Cosine similarity is 0.87 — above the 0.85 threshold:
```
[mcpkill] CACHE HIT [47 chunks] original=8340t
[mcpkill] → returning 4/4 chunks (~620t)
```
The `'use client'` + `startTransition` chunks surface to the top because
they score highest against the new query embedding.
---
## End-of-session stats
```bash
mcpkill stats
```
```
┌─────────────────────────────────────────┐
│ mcpkill cache stats │
├─────────────────────────────────────────┤
│ Cache entries 2 │
│ Stored chunks 85 │
│ Cache hits 3 (60%) │
├─────────────────────────────────────────┤
│ Tokens (original) 22 860 │
│ Tokens (returned) 2 850 │
│ Tokens saved ~20 010 (88%) │
├─────────────────────────────────────────┤
│ DB size 0.14 MB │
└─────────────────────────────────────────┘
```
5 queries, 88% token reduction. On a paid plan where context tokens cost
money, that's roughly **12× cheaper** for documentation lookups.
---
## What happened under the hood
```
Query 1 (cold)
Claude ──► mcpkill ──► context7
│
└─ MISS: chunk(8340t) → embed 47 chunks → store → return top-4 (610t)
Query 2 (warm, same topic)
Claude ──► mcpkill ──► context7
│
└─ HIT (cosine 0.91): re-rank 47 stored chunks → return top-4 (580t)
context7 response discarded before token counting
Query 5 (warm, related topic)
Claude ──► mcpkill ──► context7
│
└─ HIT (cosine 0.87): same 47 chunks, different top-4 (620t)
chunk about startTransition now ranks #1
```
The embedding model runs locally (~5 ms per query, all-MiniLM-L6-v2).
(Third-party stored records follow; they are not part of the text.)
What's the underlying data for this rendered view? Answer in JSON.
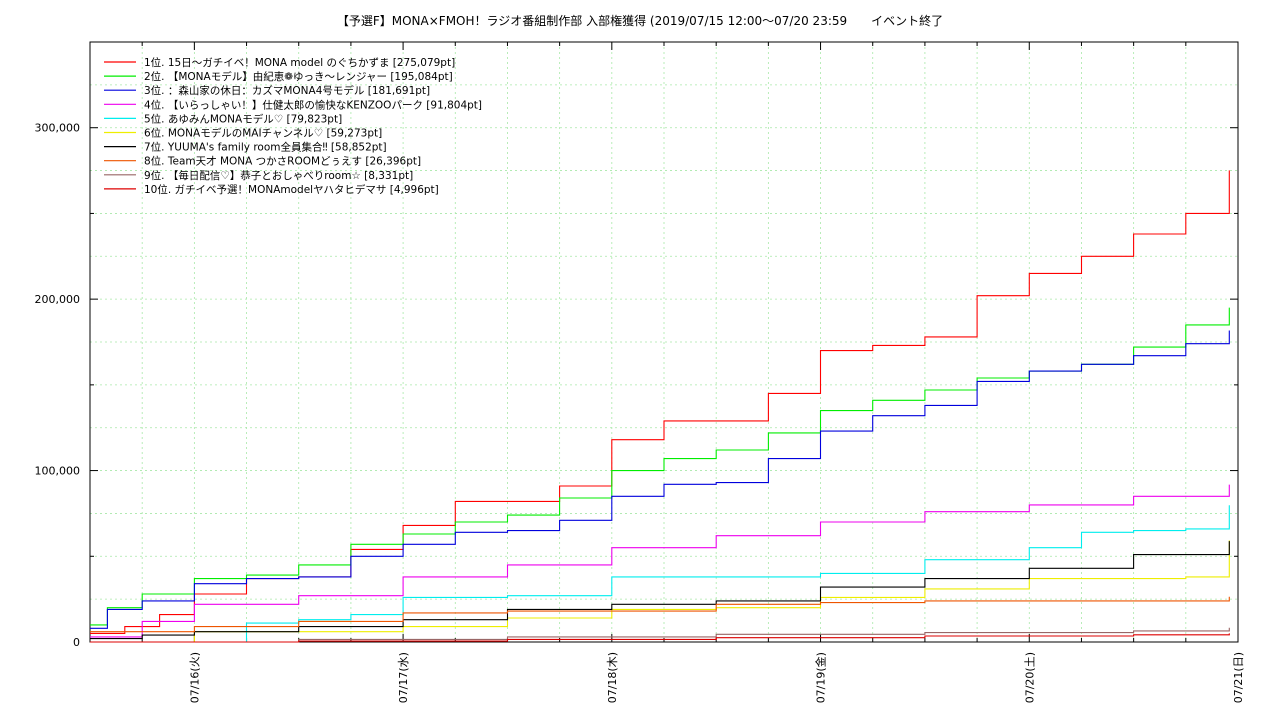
{
  "chart_data": {
    "type": "line",
    "title": "【予選F】MONA×FMOH！ラジオ番組制作部 入部権獲得 (2019/07/15 12:00〜07/20 23:59　　イベント終了",
    "xlabel": "",
    "ylabel": "",
    "x_start": "07/15 12:00",
    "x_end": "07/21 00:00",
    "x_ticks": [
      "07/16(火)",
      "07/17(水)",
      "07/18(木)",
      "07/19(金)",
      "07/20(土)",
      "07/21(日)"
    ],
    "y_ticks": [
      "0",
      "100,000",
      "200,000",
      "300,000"
    ],
    "ylim": [
      0,
      350000
    ],
    "grid": true,
    "legend_position": "top-left",
    "series": [
      {
        "name": "1位. 15日〜ガチイベ！MONA model のぐちかずま [275,079pt]",
        "color": "#ff0000",
        "x": [
          "07/15 12:00",
          "07/15 16:00",
          "07/15 20:00",
          "07/16 00:00",
          "07/16 06:00",
          "07/16 12:00",
          "07/16 18:00",
          "07/17 00:00",
          "07/17 06:00",
          "07/17 12:00",
          "07/17 18:00",
          "07/18 00:00",
          "07/18 06:00",
          "07/18 12:00",
          "07/18 18:00",
          "07/19 00:00",
          "07/19 06:00",
          "07/19 12:00",
          "07/19 18:00",
          "07/20 00:00",
          "07/20 06:00",
          "07/20 12:00",
          "07/20 18:00",
          "07/20 23:00"
        ],
        "y": [
          5000,
          9000,
          16000,
          28000,
          37000,
          38000,
          54000,
          68000,
          82000,
          82000,
          91000,
          118000,
          129000,
          129000,
          145000,
          170000,
          173000,
          178000,
          202000,
          215000,
          225000,
          238000,
          250000,
          275079
        ]
      },
      {
        "name": "2位. 【MONAモデル】由紀恵❁ゆっき〜レンジャー [195,084pt]",
        "color": "#00ee00",
        "x": [
          "07/15 12:00",
          "07/15 14:00",
          "07/15 18:00",
          "07/16 00:00",
          "07/16 06:00",
          "07/16 12:00",
          "07/16 18:00",
          "07/17 00:00",
          "07/17 06:00",
          "07/17 12:00",
          "07/17 18:00",
          "07/18 00:00",
          "07/18 06:00",
          "07/18 12:00",
          "07/18 18:00",
          "07/19 00:00",
          "07/19 06:00",
          "07/19 12:00",
          "07/19 18:00",
          "07/20 00:00",
          "07/20 06:00",
          "07/20 12:00",
          "07/20 18:00",
          "07/20 23:00"
        ],
        "y": [
          10000,
          20000,
          28000,
          37000,
          39000,
          45000,
          57000,
          63000,
          70000,
          74000,
          84000,
          100000,
          107000,
          112000,
          122000,
          135000,
          141000,
          147000,
          154000,
          158000,
          162000,
          172000,
          185000,
          195084
        ]
      },
      {
        "name": "3位. ：森山家の休日：カズマMONA4号モデル [181,691pt]",
        "color": "#0000dd",
        "x": [
          "07/15 12:00",
          "07/15 14:00",
          "07/15 18:00",
          "07/16 00:00",
          "07/16 06:00",
          "07/16 12:00",
          "07/16 18:00",
          "07/17 00:00",
          "07/17 06:00",
          "07/17 12:00",
          "07/17 18:00",
          "07/18 00:00",
          "07/18 06:00",
          "07/18 12:00",
          "07/18 18:00",
          "07/19 00:00",
          "07/19 06:00",
          "07/19 12:00",
          "07/19 18:00",
          "07/20 00:00",
          "07/20 06:00",
          "07/20 12:00",
          "07/20 18:00",
          "07/20 23:00"
        ],
        "y": [
          8000,
          19000,
          24000,
          34000,
          37000,
          38000,
          50000,
          57000,
          64000,
          65000,
          71000,
          85000,
          92000,
          93000,
          107000,
          123000,
          132000,
          138000,
          152000,
          158000,
          162000,
          167000,
          174000,
          181691
        ]
      },
      {
        "name": "4位. 【いらっしゃい！】仕健太郎の愉快なKENZOOパーク [91,804pt]",
        "color": "#ee00ee",
        "x": [
          "07/15 12:00",
          "07/15 18:00",
          "07/16 00:00",
          "07/16 12:00",
          "07/17 00:00",
          "07/17 12:00",
          "07/18 00:00",
          "07/18 12:00",
          "07/19 00:00",
          "07/19 12:00",
          "07/20 00:00",
          "07/20 12:00",
          "07/20 23:00"
        ],
        "y": [
          3000,
          12000,
          22000,
          27000,
          38000,
          45000,
          55000,
          62000,
          70000,
          76000,
          80000,
          85000,
          91804
        ]
      },
      {
        "name": "5位. あゆみんMONAモデル♡ [79,823pt]",
        "color": "#00eeee",
        "x": [
          "07/15 12:00",
          "07/16 00:00",
          "07/16 06:00",
          "07/16 12:00",
          "07/16 18:00",
          "07/17 00:00",
          "07/17 12:00",
          "07/18 00:00",
          "07/18 12:00",
          "07/19 00:00",
          "07/19 12:00",
          "07/20 00:00",
          "07/20 06:00",
          "07/20 12:00",
          "07/20 18:00",
          "07/20 23:00"
        ],
        "y": [
          0,
          0,
          11000,
          13000,
          16000,
          26000,
          27000,
          38000,
          38000,
          40000,
          48000,
          55000,
          64000,
          65000,
          66000,
          79823
        ]
      },
      {
        "name": "6位. MONAモデルのMAIチャンネル♡ [59,273pt]",
        "color": "#eeee00",
        "x": [
          "07/15 12:00",
          "07/16 00:00",
          "07/16 12:00",
          "07/17 00:00",
          "07/17 12:00",
          "07/18 00:00",
          "07/18 12:00",
          "07/19 00:00",
          "07/19 12:00",
          "07/20 00:00",
          "07/20 12:00",
          "07/20 18:00",
          "07/20 23:00"
        ],
        "y": [
          0,
          6000,
          6000,
          9000,
          14000,
          19000,
          20000,
          26000,
          31000,
          37000,
          37000,
          38000,
          59273
        ]
      },
      {
        "name": "7位. YUUMA's family room全員集合‼ [58,852pt]",
        "color": "#000000",
        "x": [
          "07/15 12:00",
          "07/15 18:00",
          "07/16 00:00",
          "07/16 12:00",
          "07/17 00:00",
          "07/17 12:00",
          "07/18 00:00",
          "07/18 12:00",
          "07/19 00:00",
          "07/19 12:00",
          "07/20 00:00",
          "07/20 12:00",
          "07/20 23:00"
        ],
        "y": [
          2000,
          4000,
          6000,
          9000,
          13000,
          19000,
          22000,
          24000,
          32000,
          37000,
          43000,
          51000,
          58852
        ]
      },
      {
        "name": "8位. Team天才 MONA つかさROOMどぅえす [26,396pt]",
        "color": "#ee5500",
        "x": [
          "07/15 12:00",
          "07/16 00:00",
          "07/16 12:00",
          "07/17 00:00",
          "07/17 12:00",
          "07/18 00:00",
          "07/18 12:00",
          "07/19 00:00",
          "07/19 12:00",
          "07/20 00:00",
          "07/20 12:00",
          "07/20 23:00"
        ],
        "y": [
          6000,
          9000,
          12000,
          17000,
          18000,
          18000,
          22000,
          23000,
          24000,
          24000,
          24000,
          26396
        ]
      },
      {
        "name": "9位. 【毎日配信♡】恭子とおしゃべりroom☆ [8,331pt]",
        "color": "#996666",
        "x": [
          "07/15 12:00",
          "07/16 12:00",
          "07/17 12:00",
          "07/18 12:00",
          "07/19 12:00",
          "07/20 12:00",
          "07/20 23:00"
        ],
        "y": [
          0,
          1500,
          3000,
          4500,
          5500,
          6500,
          8331
        ]
      },
      {
        "name": "10位. ガチイベ予選！MONAmodelヤハタヒデマサ [4,996pt]",
        "color": "#dd0000",
        "x": [
          "07/15 12:00",
          "07/16 12:00",
          "07/17 12:00",
          "07/18 12:00",
          "07/19 12:00",
          "07/20 12:00",
          "07/20 23:00"
        ],
        "y": [
          0,
          500,
          1500,
          2500,
          3500,
          4200,
          4996
        ]
      }
    ]
  }
}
No data leaves your machine beyond the normal MCP call to context7.
---
## Tuning for your workflow
| Getting chunks that are too broad | `--max-chunks 2` |
| Cache hits on unrelated queries | `--threshold 0.92` |
| Stale docs (fast-moving library) | `--ttl-days 1` |
| Large codebase, many MCP servers | `--max-db-mb 500` |
| Debugging what gets filtered | `--dry-run --verbose` |
```bash
# Example: stricter cache, more chunks, weekly TTL
mcpkill --threshold 0.90 --max-chunks 6 --ttl-days 7 -- npx -y @upstash/context7-mcp
```
Or persist in `~/.mcpkill.toml` so every session picks it up automatically:
```toml
threshold = 0.90
max_chunks = 6
ttl_days = 7
```
---
## Works with any MCP server
mcpkill wraps any stdio MCP server — not just context7:
```json
// .claude/settings.json
{
"mcpServers": {
"context7": {
"command": "mcpkill",
"args": ["--", "npx", "-y", "@upstash/context7-mcp"]
},
"filesystem": {
"command": "mcpkill",
"args": ["--", "npx", "-y", "@modelcontextprotocol/server-filesystem", "/home/user/project"]
},
"github": {
"command": "mcpkill",
"args": ["--max-chunks", "6", "--", "npx", "-y", "@modelcontextprotocol/server-github"]
}
}
}
```
Servers with small, targeted responses (e.g. a single-row database lookup)
will rarely benefit from caching. Servers that return large blobs of text —
documentation, file trees, search results — see the biggest savings.